Shelly Saunsoci, a local woman, took on the responsibility of running a food kitchen so the White Swan people would at least have a hot meal and a safe, healthy place to eat and socialize. She was feeding about 100 people a day until mid-December, when children came home from boarding schools. Suddenly, she and three other volunteers were feeding more than 200. 

Members of the YHS Humanitarian Club who helped at White Swan on Saturday included (from left) Kelsie Faulk, Cecilia Kouri, Aly Fedde, Josie Krajewski, Krystabelle Kosters and (center) Jon Syla.


How Yankton came to the aid of White Swan  

When Aly Fedde started the Humanitarian Club at Yankton High School, she could not have imagined how it would end up changing the holidays for families at White Swan, a flood-ravaged community near Lake Andes on the Yankton Sioux Reservation.

The club began to help the people of White Swan in November when they delivered 48 cases of drinking water and other supplies. They followed that up with a project to make bookmarks and collect books as gifts for the children. Several adult members of Yankton’s United Methodist Church got involved to help the teens, including retired physician Tom Gilmore of Utica, who provided OB/GYN services on the Yankton Sioux and Rosebud reservations for decades.

Gilmore and his wife Jane became acquainted with Shelly Saunsoci, a native of the reservation who has been running a food kitchen to provide nutrition for the families at White Swan.

“You delivered me,” grinned Saunsoci. It turns out, the retired doctor delivered many of the young adults in the area.

“You looked different then!” laughed Dr. Gilmore.

“So did you!” Saunsoci retorted.

Tom Gilmore (far left), a retired doctor, delivered Shelly Saunsoci (front, center) 43 years ago. They met again this month as the Gilmores and other Yankton area peoples rallied to help Saunsoci, who leads a food kitchen at flood-ravaged White Swan.

Laughter has resumed at White Swan, in part because of the connections that the community has made with the people of Yankton, many of whom were oblivious to the tiny community’s situation until the YHS Humanitarian Club began its outreach.

In mid-December, Saunsoci was worried what the Christmas season might bring for the children — especially those who would be coming home from boarding schools at Chamberlain and Flandreau.

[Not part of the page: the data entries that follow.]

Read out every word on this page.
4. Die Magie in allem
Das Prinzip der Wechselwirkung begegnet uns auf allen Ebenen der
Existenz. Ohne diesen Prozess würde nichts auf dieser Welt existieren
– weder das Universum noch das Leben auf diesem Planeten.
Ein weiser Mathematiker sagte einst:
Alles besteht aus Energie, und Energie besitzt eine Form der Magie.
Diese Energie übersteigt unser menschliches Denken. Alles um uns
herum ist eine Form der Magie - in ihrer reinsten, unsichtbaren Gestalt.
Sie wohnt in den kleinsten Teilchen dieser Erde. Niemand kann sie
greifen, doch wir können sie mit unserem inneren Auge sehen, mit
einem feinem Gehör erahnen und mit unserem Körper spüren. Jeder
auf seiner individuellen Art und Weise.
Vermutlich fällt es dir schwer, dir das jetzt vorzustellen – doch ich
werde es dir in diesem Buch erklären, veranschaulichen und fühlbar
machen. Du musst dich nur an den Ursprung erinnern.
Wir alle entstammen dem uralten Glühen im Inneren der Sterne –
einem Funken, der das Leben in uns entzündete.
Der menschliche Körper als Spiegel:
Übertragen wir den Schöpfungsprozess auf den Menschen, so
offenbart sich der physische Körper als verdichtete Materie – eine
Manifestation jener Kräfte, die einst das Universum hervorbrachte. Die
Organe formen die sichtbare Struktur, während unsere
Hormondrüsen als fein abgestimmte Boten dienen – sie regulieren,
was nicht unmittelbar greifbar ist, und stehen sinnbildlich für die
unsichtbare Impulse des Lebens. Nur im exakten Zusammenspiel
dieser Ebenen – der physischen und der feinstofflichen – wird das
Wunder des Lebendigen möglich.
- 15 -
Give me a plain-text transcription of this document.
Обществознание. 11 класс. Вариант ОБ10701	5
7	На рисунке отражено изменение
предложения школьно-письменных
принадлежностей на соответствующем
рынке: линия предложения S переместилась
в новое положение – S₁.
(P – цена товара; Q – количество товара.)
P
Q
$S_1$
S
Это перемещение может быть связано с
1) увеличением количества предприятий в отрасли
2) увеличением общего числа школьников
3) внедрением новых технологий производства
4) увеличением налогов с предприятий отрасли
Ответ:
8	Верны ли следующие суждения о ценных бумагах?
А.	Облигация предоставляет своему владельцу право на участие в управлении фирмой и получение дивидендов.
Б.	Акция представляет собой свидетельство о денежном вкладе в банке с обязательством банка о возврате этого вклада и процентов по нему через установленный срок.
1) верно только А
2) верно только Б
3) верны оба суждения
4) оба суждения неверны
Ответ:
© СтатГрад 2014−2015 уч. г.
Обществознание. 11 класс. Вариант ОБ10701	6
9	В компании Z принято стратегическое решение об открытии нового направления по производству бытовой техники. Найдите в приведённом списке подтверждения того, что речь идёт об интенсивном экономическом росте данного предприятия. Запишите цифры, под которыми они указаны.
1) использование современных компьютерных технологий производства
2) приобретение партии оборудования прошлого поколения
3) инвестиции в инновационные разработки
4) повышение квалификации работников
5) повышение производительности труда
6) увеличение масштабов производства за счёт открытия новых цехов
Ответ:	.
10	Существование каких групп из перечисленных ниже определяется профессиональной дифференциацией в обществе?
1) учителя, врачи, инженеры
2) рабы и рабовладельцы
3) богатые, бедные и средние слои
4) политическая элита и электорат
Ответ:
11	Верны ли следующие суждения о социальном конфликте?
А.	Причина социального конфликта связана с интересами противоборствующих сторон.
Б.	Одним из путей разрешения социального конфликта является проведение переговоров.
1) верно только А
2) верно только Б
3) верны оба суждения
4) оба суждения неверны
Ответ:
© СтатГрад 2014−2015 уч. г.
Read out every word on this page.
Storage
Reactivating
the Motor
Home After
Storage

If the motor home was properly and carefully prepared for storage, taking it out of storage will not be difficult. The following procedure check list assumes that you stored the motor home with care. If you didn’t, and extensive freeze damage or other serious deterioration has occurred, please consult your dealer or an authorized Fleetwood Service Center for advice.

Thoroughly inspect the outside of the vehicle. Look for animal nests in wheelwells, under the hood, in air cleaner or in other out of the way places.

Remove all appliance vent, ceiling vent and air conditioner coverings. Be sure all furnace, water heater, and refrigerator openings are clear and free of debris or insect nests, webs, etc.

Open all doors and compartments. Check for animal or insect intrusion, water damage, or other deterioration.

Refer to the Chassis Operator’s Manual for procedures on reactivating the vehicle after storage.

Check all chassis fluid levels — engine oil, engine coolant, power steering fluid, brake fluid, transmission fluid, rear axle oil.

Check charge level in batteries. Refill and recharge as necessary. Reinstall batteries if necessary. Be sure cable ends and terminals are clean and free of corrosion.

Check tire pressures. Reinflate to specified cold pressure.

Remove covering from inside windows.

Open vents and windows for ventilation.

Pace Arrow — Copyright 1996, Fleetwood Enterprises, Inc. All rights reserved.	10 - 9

Would she have enough groceries for the food kitchen? Would there be any gifts for the young children? 

When the Yankton teens, the Gilmores and others brought those concerns back to Yankton, the entrepreneurial nonprofit Onward Yankton volunteered to start a fund drive for food supplies. An online Go Fund Me page was created on Onward’s Facebook page. Local media spread the word, and within days people from near and far had donated over $7,000. Donations are still coming.

Lisa Ryken, chief volunteer at Yankton’s Toys for Tots, heard about the efforts and called to say that her organization had some surplus toys. She packed dolls, footballs, trucks and games for White Swan even as she and her team were still wrapping gifts for Yankton families.

Last Saturday, the Humanitarian Club members and other Yankton residents traveled to White Swan with the toys, other donated supplies and grocery funds. Then they spent the morning helping Saunsoci and others sack candy and peanuts as gifts for area families. After completing nearly a thousand sacks, the teens took a break and shot baskets in the White Swan community center gym, where Sansoci has been running a food kitchen for weeks. 

Saunsoci, wearing a Santa Claus apron, watched the Yankton youth playing basketball and smiled.

“You saved our Christmas,” she said quietly. 

No one knows what the New Year holds for White Swan. The houses are flood-damaged and moldy. Roads and other infrastructure are deteriorating from the flood waters and high ground water. Another wet spring would be a devastating blow.

But this week, the children are enjoying gifts and hearty meals and their parents and grandparents many find some peace in knowing that — thanks to a sequence of events that began with students in Yankton — they are not forgotten.


Eunice Penton and other White Swan residents have been busy sorting and wrapping toys delivered for the children of the community.